Le Pyrrhonisme de l’histoire/Édition Garnier/33
Le jésuite Daniel a beau me dire, dans sa très-sèche et très-fautive Histoire de France, que Henri IV, avant d’abjurer, était depuis longtemps catholique, j’en croirai plus Henri IV lui-même que le jésuite Daniel : sa lettre à la belle Gabrielle : C’est demain que je fais le saut périlleux, prouve au moins qu’il avait encore dans le cœur autre chose que du catholicisme. Si son grand cœur avait été depuis longtemps si pénétré de la grâce efficace, il aurait peut-être dit à sa maîtresse : Ces évêques m’édifient ; mais il lui dit : Ces gens-là m’ennuient. Ces paroles sont-elles d’un bon catéchumène ?
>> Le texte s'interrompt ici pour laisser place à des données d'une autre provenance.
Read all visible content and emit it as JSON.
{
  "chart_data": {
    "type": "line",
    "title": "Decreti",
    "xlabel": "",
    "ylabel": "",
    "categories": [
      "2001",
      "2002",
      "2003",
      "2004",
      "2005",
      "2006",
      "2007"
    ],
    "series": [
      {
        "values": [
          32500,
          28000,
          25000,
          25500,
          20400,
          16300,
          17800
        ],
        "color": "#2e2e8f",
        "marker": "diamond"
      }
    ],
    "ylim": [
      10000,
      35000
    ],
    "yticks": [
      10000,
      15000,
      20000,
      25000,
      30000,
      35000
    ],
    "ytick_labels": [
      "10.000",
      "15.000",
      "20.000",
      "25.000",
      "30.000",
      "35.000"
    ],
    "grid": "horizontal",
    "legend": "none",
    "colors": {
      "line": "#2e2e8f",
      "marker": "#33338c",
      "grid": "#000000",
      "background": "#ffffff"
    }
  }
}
Ce n’est pas un sujet de pyrrhonisme que les lettres de ce grand homme à Corisande d’Andouin, comtesse de Grammont ; elles existent encore en original. L’auteur de l’Essai sur les Mœurs et l’Esprit des nations rapporte plusieurs de ces lettres intéressantes[2] ; en voici des morceaux curieux : « Tous ces empoisonneurs sont tous papistes. J’ai découvert un tueur pour moi…. Les prêcheurs romains prêchent tout haut qu’il n’y a plus qu’une mort à voir ; ils admonestent tout bon catholique de prendre exemple sur l’empoisonnement du prince de Condé…. Et vous êtes de cette religion !… Si je n’étais huguenot, je me ferais turc. »
Il est difficile, après tous ces témoignages de la main de Henri IV, d’être fermement persuadé qu’il fut catholique dans le cœur.